I'm madly in love with Jackie

MS is a brutal and cruel destroyer of vital young people. I know. I don't know from being so afflicted, but from having been married to a woman who was (and is). Her's is not the galloping pernicious kind that so devastated Ms duPre, but of the lingering, attacking-remitting sort that hits without warning and leaving her never knowing if she will stumble and fall, or if she'll keep her underwear dry during a day at work. It's cruel. Whatever problems my ex and I may have had, I was always struck by her courage in the face of this nasty chronic condition. And, as an aside, the illness had absolutely nothing to do with the ultimate demise of our marriage. There were other and unrelated issues afoot therein, and I'll say nothing more about that.
But, back to Jackie. If you are interested in the woman, and she warrants as much interest as you want to give, assuredly see the film Hilary and Jackie, which was based on the remembrances of her nearly equally brilliant sister, Hilary. And, read the book Genius in the Family, more reminiscences of Jackie by Hilary and her brother, Piers duPre.
What is great about their remembrances of this amazing person is that she wasn't always lovable. She was temperamental, she was exasperating, she had a difficult time keeping her undies in place when certain males (including her sister's partner) were around. She was ego-driven and maddening.
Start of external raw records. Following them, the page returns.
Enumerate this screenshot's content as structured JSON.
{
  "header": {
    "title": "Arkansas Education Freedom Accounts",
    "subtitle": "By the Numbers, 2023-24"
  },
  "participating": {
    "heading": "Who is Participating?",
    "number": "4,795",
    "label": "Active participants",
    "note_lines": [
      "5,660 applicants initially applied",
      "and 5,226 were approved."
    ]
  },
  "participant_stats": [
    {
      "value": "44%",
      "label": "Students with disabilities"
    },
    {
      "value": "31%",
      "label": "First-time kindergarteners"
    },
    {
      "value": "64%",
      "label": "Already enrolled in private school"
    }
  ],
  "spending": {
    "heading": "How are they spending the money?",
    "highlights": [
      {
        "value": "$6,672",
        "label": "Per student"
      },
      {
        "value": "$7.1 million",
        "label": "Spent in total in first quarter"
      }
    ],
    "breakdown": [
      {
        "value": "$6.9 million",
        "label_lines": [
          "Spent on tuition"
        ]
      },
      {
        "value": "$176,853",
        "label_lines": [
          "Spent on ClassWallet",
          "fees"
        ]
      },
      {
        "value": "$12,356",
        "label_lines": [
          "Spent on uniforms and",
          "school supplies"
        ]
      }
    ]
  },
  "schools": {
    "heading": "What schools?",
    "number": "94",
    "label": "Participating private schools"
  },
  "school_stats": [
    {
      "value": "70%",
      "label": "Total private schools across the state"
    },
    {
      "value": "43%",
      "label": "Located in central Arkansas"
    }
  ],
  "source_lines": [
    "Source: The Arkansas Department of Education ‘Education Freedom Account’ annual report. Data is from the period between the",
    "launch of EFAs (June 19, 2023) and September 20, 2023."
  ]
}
She was, in other words, a genius, and geniuses are never easy.
But a genius who can speak through the ages and provide such balm for the soul as Jackie, bow in hand, and cello between her shapely legs (and yes, she played it like she was making love to it, by the suggestion of many), could do, must be forgiven all excesses and temperamental displays. She had the right in a world filled with the banal and the gormless who pass themselves off as talents.
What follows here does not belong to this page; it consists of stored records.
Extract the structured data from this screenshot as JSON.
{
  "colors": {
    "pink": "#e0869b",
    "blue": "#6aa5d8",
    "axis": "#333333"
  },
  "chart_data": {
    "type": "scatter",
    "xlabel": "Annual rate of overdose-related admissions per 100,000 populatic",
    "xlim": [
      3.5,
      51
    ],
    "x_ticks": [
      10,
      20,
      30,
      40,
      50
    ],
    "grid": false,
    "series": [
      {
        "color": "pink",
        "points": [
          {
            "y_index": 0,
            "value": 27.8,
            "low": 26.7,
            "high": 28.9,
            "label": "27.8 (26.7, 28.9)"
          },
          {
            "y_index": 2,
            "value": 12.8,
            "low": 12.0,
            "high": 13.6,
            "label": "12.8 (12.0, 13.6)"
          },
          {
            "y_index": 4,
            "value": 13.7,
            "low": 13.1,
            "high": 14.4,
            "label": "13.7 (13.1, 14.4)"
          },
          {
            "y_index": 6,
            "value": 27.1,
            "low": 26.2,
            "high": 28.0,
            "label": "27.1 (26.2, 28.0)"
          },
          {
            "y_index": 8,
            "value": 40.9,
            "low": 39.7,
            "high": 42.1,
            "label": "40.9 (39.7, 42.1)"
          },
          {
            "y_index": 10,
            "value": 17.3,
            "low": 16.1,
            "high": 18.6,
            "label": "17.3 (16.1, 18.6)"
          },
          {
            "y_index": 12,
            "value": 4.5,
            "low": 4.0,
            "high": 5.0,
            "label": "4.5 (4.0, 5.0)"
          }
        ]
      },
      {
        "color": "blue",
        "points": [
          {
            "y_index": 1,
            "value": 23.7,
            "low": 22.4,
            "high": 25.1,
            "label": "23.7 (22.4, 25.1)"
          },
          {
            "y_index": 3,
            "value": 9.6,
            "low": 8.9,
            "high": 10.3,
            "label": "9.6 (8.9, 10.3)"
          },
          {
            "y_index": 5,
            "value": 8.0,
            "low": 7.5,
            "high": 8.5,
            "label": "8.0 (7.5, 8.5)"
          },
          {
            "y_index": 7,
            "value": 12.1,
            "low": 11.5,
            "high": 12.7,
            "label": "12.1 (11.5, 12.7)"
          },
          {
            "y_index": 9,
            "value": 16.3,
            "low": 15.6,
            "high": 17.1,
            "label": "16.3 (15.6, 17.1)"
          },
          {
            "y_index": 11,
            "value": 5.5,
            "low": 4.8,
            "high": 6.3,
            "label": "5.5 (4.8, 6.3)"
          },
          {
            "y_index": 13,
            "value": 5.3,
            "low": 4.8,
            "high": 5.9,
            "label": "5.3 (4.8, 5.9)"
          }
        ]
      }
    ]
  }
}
Anyway, I love her, and won't hear a bad word about her.
2 Comments:
"Hilary and Jackie", yes, that was a incredibly noving movie.
I was thinking about that movie just the other day, as CBC played one of her pieces.
As to MS, perhaps one day we'll succeed in conquering it, until then it has and continues to take some incredible people from us.
It does seem that the most talented die young. Perhaps in some way they know they have limited time left and can make themselves achieve more then the average person can in a lifetime. I will have a listen to the track you mention. I'm intrigued. As for MS, I don't really have any close experience of it. My grand father had motorneuron disease though and I watched him wither away over 5 years. As Robin Williams said in The Dead Poets society "Carpe Diem" (Seize the day).